Rocksong für Kinder, oder:
Everybody singing
La, la, la, la, la, la, la, la, la, la, la, la, la

Weit zurück in die Traditionskiste griff Paul McCartney, als er zwischen den zwei von der BBC auf den Index gesetzten Singles "Give Ireland back to the Irish" und "Hi, Hi, Hi" das Kinderlied "Mary had a little Lamb" veröffentlichte. Erstmals erschien der Kinderreim 1830 und Thomas Alva Edison nahm das Gedicht 1877 auf seinem Phonographen auf. Bevor McCartney seine eigene Melodie für die Single-Veröffentlichung 1972 aufnahm, griff bereits der Bluesmusiker Buddy Guy dieses Thema in einer eigenen Version 1968 auf, die wiederum Stevie Ray Vaughan für sein Debüt-Album 1983 coverte. Die McCartney Version kam hingegen bei Kritikern gar nicht gut an, wurde, höflich formuliert, belächelt, erreichte aber dennoch eine Top-Ten Platzierung in den Charts.

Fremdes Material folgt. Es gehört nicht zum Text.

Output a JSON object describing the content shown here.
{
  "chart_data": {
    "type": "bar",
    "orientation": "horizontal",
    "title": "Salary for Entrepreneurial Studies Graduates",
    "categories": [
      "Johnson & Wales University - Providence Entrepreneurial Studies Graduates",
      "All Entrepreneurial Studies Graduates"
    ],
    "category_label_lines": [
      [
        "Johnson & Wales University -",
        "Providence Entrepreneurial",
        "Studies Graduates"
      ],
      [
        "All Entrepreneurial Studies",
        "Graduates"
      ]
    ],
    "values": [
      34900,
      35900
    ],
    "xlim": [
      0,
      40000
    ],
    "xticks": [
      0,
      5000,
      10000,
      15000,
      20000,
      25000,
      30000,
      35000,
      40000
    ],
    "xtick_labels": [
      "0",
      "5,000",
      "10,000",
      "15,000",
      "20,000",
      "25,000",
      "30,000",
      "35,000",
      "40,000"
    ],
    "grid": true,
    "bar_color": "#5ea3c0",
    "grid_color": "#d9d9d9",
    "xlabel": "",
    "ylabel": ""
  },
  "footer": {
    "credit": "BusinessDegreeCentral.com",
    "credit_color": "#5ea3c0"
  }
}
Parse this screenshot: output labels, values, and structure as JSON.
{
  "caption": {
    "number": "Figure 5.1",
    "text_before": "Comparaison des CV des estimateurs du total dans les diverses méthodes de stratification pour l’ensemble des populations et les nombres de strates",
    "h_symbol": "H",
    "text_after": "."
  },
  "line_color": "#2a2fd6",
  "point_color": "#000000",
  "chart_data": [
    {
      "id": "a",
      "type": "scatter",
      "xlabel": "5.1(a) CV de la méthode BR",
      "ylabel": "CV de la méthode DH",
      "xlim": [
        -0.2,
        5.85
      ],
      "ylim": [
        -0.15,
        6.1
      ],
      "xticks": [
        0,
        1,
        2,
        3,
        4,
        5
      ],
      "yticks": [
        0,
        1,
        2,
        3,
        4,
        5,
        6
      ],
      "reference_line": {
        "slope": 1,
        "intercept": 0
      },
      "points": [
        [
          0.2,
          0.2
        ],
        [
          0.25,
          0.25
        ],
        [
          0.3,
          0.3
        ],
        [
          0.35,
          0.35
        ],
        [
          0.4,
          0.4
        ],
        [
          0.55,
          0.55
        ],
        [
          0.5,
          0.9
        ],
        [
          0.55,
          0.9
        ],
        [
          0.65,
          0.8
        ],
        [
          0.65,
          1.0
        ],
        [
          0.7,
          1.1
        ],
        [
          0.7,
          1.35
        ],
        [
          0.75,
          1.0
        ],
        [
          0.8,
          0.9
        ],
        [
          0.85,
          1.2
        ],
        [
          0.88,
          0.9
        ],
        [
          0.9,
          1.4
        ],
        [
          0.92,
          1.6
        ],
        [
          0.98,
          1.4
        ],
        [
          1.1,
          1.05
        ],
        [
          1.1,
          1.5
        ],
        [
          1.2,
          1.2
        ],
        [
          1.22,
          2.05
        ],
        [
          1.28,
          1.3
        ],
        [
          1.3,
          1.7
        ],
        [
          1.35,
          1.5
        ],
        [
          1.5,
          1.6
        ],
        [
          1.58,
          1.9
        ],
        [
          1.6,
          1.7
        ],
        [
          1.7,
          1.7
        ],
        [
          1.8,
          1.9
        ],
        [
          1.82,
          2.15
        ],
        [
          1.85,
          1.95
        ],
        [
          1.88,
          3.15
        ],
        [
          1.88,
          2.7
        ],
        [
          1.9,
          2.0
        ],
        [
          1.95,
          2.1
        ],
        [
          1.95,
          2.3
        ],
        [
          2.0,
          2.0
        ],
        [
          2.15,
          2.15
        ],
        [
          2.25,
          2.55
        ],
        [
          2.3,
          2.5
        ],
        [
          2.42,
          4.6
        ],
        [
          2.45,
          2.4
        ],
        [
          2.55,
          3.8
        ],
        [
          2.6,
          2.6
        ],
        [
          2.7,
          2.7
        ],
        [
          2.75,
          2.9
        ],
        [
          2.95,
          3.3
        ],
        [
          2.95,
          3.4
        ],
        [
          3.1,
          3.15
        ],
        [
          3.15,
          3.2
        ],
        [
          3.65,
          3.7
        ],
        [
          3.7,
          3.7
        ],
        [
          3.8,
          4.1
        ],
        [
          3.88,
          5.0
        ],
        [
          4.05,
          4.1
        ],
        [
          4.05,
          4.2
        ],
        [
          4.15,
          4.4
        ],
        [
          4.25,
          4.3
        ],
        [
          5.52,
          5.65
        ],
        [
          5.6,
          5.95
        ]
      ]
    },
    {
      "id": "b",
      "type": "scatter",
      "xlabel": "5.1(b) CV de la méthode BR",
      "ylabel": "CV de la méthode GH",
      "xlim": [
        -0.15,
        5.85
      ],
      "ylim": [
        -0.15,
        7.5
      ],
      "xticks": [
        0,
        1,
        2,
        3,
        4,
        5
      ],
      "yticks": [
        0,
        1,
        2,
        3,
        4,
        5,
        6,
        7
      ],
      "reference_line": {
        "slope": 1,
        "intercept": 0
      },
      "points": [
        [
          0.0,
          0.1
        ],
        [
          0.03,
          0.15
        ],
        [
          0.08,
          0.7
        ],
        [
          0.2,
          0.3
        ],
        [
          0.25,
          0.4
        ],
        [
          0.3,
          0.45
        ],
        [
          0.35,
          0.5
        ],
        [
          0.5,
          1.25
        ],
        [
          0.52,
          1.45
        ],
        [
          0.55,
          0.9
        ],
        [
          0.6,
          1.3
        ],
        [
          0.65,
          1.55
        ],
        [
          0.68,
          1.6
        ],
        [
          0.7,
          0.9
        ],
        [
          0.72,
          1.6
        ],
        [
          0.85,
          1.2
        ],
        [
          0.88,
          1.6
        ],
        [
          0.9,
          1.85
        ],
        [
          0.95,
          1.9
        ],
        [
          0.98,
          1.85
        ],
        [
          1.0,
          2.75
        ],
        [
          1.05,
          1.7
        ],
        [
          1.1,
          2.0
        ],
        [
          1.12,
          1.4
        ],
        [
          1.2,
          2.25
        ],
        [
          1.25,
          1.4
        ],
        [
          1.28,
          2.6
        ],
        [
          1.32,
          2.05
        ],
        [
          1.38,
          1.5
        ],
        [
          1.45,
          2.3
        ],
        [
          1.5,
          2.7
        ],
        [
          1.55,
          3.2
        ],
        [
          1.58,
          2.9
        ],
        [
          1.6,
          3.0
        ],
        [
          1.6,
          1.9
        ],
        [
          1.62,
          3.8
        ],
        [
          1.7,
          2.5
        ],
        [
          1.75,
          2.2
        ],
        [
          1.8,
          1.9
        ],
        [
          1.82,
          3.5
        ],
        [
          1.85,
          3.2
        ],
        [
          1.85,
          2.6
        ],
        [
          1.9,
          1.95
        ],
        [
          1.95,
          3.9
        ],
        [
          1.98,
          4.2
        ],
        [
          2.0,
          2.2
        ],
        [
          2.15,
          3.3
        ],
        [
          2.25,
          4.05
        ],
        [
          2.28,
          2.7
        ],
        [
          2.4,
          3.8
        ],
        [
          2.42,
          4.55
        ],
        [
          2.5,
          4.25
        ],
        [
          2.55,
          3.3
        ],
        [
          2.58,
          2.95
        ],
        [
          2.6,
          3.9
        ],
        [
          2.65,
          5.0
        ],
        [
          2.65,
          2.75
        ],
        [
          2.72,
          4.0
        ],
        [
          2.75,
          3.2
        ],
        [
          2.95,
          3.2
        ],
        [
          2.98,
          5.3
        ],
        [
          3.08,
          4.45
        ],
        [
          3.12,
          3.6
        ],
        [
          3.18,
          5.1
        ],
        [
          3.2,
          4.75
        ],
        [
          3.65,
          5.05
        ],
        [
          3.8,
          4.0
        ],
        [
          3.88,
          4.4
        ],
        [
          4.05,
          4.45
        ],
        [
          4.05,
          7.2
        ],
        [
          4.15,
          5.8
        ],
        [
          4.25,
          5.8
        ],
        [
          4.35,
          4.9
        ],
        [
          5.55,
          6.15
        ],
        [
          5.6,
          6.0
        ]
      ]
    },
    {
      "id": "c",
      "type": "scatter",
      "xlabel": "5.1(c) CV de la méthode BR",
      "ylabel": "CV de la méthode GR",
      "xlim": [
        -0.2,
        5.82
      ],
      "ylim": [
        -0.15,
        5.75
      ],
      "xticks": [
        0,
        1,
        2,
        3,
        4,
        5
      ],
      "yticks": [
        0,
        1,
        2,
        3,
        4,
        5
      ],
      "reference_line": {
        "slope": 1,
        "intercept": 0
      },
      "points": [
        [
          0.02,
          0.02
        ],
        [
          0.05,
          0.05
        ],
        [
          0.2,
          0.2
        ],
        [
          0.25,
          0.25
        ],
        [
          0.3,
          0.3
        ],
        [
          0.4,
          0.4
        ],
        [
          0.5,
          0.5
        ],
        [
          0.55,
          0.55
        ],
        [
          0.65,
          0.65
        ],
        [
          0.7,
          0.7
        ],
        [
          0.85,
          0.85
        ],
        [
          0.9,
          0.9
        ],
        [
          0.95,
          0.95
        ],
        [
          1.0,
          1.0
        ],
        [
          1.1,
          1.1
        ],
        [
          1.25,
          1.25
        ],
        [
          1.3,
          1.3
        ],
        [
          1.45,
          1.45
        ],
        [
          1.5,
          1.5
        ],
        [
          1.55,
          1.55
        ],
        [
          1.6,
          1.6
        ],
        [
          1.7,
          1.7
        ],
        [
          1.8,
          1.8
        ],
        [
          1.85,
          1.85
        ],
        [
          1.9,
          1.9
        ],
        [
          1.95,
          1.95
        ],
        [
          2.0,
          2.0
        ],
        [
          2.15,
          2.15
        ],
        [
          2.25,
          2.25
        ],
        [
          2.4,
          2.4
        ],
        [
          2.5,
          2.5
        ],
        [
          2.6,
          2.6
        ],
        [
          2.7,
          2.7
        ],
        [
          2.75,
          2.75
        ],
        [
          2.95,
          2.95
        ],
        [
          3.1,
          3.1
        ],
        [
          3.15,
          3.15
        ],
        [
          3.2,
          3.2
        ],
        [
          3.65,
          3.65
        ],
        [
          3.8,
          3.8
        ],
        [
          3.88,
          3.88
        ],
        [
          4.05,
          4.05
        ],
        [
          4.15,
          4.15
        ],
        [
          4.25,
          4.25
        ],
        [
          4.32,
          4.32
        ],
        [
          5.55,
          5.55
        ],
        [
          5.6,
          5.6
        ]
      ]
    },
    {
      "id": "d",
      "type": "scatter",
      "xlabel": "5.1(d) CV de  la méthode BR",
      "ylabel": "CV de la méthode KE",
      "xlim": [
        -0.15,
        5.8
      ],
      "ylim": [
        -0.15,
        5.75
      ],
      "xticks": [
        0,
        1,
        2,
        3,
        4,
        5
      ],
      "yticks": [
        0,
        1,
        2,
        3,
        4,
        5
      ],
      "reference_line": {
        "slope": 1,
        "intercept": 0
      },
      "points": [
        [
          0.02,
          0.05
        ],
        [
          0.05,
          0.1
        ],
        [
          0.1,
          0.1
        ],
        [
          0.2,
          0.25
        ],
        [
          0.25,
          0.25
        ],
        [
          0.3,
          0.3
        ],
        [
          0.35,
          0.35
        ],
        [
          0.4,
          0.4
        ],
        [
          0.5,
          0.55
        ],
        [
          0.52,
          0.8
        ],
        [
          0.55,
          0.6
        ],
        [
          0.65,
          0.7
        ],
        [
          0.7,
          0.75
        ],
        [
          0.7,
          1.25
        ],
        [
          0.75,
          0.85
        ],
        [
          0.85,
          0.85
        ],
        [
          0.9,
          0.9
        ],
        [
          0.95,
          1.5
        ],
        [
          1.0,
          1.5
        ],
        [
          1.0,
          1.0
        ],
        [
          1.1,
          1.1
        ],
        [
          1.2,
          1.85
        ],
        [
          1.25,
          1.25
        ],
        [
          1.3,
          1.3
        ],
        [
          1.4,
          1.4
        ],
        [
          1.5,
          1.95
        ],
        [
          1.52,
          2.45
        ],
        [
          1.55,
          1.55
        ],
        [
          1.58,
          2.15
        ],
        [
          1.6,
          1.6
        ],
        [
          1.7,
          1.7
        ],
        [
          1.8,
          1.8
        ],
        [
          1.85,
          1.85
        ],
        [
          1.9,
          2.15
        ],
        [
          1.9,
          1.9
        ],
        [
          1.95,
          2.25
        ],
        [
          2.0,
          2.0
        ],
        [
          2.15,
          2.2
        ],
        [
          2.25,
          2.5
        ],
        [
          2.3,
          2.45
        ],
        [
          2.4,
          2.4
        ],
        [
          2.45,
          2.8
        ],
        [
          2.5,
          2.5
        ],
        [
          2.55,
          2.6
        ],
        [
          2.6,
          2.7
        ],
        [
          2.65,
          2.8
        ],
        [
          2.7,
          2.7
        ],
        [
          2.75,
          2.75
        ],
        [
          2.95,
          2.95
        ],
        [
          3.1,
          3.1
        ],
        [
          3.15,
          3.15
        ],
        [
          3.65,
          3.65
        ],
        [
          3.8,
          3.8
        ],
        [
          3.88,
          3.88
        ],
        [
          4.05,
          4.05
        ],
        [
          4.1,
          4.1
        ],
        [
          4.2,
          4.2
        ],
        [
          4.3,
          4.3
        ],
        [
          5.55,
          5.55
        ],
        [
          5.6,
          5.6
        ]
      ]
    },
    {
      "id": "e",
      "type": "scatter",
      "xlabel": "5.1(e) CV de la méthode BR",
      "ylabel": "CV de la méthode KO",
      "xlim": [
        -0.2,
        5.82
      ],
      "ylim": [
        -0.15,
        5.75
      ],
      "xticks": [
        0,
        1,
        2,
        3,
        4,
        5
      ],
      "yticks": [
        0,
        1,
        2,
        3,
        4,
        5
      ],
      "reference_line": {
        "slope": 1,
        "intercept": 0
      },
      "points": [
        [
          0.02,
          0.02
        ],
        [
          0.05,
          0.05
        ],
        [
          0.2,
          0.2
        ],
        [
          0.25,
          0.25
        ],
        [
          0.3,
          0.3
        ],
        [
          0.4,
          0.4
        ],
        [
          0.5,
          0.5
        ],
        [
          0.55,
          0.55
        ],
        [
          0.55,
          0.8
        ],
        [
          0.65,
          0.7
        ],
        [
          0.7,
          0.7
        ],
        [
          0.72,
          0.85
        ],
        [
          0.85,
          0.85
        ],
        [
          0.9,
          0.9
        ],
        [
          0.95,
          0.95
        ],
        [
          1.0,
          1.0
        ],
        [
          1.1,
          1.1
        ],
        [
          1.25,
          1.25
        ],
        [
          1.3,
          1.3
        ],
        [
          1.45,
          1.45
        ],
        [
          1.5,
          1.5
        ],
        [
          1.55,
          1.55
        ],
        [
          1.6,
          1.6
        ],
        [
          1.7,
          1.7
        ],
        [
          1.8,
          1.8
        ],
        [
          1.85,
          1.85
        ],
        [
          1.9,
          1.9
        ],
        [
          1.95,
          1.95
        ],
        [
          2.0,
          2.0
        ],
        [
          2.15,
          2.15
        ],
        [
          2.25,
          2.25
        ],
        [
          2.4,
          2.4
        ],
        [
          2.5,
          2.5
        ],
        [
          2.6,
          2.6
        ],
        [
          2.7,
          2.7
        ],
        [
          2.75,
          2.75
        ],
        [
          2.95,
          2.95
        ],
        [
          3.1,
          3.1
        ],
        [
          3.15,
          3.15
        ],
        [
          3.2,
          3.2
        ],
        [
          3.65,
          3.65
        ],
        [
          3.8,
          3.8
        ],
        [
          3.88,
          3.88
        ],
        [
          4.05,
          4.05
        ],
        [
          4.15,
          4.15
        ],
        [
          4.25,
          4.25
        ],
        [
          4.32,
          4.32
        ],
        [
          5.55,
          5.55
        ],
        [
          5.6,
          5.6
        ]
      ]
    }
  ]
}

Das Musikmagazin Rolling Stone wiederum reihte McCartneys "Mary had a little Lamb "unter die 12 schräg-seltsam-sonderbarsten Songs von ihm ein, um the mad-genius side of the silly-love songsmith zu entdecken, was also positiv gemeint war. Ja, und warum auch nicht? Eine naive Melodie mit psychedelischen Ansätzen, und im Chor singen die McCartney Kinder. Mehr braucht es nicht, um ein kurzweiliges Rock-Lied für Kinder zu schaffen.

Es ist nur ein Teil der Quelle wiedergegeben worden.